Stephanie Kiersey, senior, Inman, Kan., said that having the class requirements being left up to them was intimidating at first. But she appreciated being able to research something she was interested in; she’ll be looking at case studies of how men and women divide household chores.

“The power inequality between students and teachers is lessened a lot because you have a lot more say,” she said. “I think Mark genuinely wants us to get something meaningful, relevant and useful for our lives.”

In this Topics in Literature class this spring, the students voted on requirements that were actually rather like what a professor might have come up with to begin with: having set assignments, grade levels and deadlines. But that’s OK, Dr. Malaby said, because the students were able to decide and explore the topics in a way that was interesting and relevant to them.

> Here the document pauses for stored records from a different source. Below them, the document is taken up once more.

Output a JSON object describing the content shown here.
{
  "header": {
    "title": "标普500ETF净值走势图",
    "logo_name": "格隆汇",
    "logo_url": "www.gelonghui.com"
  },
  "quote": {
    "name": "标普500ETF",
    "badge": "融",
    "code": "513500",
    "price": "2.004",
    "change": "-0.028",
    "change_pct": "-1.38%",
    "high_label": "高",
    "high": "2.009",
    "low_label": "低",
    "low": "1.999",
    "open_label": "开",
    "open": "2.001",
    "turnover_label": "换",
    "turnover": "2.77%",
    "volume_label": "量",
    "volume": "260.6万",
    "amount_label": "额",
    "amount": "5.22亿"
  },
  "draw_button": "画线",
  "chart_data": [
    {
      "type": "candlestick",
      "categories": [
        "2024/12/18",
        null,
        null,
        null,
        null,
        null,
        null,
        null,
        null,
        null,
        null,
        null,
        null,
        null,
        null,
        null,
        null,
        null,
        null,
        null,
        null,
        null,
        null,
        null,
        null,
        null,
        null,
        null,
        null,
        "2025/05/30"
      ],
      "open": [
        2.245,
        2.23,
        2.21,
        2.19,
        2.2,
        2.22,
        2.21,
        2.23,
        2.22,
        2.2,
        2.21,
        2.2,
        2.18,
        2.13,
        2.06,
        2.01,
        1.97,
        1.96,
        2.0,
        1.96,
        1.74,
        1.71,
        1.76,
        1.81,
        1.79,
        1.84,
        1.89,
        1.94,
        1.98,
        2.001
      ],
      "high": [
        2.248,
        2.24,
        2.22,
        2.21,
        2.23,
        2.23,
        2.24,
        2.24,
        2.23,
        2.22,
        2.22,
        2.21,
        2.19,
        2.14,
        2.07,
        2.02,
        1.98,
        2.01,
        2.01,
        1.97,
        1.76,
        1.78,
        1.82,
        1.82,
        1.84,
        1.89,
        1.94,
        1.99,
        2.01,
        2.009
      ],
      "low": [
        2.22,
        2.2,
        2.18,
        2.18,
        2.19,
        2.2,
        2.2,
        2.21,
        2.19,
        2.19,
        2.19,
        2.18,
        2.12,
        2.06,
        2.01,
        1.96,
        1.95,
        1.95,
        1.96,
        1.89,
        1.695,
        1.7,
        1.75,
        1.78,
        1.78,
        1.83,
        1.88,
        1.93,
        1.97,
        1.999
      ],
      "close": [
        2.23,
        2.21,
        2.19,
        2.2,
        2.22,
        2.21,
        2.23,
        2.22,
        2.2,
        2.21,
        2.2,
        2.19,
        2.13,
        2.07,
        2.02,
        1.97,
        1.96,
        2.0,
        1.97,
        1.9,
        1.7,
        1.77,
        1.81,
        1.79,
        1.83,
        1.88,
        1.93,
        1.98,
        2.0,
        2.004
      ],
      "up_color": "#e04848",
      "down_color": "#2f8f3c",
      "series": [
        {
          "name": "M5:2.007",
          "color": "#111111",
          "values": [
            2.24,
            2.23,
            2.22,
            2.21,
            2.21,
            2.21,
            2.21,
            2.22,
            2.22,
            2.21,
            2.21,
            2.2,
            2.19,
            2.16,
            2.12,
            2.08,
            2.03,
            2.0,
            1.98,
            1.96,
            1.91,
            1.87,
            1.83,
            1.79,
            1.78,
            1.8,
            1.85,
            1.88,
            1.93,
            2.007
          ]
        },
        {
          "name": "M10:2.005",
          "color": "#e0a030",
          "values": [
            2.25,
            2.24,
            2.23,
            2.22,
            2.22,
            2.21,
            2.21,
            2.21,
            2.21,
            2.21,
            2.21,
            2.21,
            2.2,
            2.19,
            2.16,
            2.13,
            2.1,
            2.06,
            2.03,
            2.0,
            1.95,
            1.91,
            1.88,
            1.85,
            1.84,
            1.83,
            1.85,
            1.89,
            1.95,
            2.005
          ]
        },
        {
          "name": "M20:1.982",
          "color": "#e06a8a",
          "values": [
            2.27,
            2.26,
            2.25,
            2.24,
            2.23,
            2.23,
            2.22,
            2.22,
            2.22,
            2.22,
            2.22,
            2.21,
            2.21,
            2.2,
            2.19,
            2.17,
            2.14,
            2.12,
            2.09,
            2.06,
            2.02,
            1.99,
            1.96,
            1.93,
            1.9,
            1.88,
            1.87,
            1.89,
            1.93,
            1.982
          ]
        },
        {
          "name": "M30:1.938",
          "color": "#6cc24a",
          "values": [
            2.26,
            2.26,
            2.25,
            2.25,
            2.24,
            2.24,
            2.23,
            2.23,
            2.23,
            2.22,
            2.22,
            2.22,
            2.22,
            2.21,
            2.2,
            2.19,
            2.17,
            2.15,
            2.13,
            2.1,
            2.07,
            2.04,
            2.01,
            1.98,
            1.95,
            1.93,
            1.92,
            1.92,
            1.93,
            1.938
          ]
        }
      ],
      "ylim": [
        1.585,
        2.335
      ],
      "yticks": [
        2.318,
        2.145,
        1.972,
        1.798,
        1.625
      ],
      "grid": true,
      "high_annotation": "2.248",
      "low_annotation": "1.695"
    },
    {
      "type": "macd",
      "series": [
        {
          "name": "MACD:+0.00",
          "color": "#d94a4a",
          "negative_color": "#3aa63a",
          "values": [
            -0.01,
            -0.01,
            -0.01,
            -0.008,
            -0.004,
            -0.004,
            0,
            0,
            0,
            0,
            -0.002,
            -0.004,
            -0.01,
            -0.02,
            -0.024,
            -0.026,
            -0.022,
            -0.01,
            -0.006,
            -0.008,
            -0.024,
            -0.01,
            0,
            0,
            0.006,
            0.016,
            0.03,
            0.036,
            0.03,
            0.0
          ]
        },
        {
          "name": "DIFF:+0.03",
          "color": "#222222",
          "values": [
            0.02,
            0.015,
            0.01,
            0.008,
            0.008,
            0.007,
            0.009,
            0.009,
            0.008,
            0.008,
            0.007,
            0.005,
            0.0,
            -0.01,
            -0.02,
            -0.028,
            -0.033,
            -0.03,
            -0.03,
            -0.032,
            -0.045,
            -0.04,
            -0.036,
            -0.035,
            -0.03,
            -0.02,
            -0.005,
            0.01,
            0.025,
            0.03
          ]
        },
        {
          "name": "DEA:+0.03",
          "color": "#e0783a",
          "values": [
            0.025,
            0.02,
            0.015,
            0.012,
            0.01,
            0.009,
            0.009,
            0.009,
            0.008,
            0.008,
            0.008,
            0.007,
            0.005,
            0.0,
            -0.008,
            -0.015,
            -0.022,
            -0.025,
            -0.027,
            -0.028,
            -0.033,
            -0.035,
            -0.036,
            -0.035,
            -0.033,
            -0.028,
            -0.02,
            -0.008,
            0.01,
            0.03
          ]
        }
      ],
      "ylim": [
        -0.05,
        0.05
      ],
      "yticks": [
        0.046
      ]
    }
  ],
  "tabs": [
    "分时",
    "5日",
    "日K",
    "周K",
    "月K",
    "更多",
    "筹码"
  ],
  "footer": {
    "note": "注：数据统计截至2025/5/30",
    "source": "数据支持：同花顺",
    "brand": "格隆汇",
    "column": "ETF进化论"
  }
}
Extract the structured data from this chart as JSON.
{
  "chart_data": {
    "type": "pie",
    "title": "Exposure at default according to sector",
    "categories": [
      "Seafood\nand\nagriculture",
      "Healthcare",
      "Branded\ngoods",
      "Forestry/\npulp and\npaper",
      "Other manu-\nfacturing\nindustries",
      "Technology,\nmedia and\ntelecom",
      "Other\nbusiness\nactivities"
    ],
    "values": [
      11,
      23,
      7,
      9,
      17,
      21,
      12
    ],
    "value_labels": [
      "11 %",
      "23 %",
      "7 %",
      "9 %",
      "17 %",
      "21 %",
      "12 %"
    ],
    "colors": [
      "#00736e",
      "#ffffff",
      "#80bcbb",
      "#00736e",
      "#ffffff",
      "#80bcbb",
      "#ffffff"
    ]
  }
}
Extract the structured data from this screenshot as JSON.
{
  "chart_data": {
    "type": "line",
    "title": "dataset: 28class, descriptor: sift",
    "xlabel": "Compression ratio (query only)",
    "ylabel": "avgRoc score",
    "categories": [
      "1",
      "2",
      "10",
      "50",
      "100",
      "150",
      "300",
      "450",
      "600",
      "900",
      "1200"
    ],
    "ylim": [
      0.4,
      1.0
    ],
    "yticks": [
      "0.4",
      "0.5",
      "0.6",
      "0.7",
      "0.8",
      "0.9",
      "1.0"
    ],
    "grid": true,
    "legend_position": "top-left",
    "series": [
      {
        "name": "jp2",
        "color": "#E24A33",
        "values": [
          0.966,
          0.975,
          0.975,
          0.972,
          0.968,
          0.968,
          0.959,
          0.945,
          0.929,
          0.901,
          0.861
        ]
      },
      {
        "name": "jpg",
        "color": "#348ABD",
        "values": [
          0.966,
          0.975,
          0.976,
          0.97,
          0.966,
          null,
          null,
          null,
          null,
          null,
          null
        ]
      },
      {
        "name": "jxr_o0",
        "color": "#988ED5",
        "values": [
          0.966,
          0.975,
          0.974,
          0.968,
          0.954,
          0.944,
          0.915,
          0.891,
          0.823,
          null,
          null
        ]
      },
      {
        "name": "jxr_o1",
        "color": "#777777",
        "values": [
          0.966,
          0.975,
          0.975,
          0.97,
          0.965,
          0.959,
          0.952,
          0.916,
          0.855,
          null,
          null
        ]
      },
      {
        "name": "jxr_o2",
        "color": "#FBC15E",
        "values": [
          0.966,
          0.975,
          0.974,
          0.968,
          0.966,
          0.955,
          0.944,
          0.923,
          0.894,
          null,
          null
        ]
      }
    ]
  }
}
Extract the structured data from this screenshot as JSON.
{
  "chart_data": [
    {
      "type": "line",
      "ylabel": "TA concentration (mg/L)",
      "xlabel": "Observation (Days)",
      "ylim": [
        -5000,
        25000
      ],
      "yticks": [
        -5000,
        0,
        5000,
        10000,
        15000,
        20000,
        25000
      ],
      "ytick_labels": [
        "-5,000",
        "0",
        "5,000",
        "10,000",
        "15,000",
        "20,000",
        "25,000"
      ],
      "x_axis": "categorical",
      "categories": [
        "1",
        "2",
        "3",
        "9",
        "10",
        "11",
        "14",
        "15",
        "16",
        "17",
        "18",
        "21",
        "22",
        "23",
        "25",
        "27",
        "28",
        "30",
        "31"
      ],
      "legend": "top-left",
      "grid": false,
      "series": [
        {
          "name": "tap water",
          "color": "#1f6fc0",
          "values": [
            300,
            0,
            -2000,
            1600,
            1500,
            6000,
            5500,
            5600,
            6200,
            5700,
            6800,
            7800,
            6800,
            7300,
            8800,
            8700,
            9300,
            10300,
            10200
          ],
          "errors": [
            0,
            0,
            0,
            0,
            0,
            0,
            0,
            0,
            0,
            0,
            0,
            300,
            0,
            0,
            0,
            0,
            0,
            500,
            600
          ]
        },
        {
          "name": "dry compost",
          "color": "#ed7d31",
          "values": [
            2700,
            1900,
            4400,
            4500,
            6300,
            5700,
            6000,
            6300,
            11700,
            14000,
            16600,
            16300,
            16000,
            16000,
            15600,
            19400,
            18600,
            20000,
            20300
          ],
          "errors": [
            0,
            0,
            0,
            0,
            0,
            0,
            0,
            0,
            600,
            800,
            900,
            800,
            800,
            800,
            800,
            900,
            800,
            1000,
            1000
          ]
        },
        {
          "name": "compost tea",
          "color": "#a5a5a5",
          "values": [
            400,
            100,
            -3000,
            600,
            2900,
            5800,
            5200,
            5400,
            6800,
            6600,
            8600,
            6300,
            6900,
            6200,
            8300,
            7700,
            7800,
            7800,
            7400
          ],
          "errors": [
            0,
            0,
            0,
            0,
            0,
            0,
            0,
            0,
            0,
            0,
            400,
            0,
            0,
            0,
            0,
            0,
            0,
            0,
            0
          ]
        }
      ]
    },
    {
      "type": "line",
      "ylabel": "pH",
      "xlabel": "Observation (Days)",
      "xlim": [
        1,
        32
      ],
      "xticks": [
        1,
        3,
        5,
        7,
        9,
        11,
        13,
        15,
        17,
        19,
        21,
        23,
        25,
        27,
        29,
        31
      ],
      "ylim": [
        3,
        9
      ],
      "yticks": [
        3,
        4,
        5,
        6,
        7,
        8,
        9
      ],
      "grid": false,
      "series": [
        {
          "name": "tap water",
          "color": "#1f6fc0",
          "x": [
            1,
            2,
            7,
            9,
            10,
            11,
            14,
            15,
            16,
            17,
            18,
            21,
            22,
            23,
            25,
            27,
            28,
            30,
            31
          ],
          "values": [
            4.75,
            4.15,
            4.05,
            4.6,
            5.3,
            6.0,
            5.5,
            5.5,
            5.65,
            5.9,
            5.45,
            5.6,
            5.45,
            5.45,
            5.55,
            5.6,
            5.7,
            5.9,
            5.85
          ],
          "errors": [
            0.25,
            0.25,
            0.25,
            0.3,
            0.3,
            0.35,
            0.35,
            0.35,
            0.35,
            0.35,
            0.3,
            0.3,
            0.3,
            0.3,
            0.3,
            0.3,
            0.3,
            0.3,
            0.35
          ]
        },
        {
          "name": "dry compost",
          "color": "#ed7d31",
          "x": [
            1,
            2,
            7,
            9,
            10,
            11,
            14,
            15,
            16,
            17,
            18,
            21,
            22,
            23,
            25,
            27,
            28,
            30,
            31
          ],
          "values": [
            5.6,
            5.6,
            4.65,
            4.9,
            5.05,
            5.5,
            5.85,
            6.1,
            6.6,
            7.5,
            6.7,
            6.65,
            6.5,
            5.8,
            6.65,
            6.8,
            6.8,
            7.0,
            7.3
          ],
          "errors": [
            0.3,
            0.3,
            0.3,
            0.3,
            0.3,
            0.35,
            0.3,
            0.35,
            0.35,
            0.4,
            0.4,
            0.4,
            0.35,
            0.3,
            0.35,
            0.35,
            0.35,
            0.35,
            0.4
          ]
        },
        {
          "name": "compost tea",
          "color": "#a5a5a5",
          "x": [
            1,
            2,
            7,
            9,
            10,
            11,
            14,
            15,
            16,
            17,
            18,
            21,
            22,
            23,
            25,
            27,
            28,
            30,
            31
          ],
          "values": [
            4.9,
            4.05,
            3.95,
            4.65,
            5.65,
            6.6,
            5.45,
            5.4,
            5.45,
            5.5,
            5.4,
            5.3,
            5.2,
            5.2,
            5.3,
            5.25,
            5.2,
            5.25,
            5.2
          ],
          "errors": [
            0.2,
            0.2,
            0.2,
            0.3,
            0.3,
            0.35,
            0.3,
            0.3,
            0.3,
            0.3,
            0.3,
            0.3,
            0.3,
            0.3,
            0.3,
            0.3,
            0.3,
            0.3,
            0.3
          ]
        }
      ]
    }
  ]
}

“I gave them the freedom to explore – now that you see how broad the subject of gender is, where is your passion and where is your interest?” he said.

For one student in the class, Miriam Roof, sophomore, Perrysburg, Ohio, that area of interest is the subject of gender and sex in religion. She said the freedom to decide helped her learn better in the course.

“You’re apt to do more work on something you’re interested in,” she said. “I think you have a lot more room to explore a topic if it’s not already set up for you.”

Roof said she hopes to see more classes with this kind of format in the future.

“I think it would be a good trend,” she said. “I think it will work out and have a future.”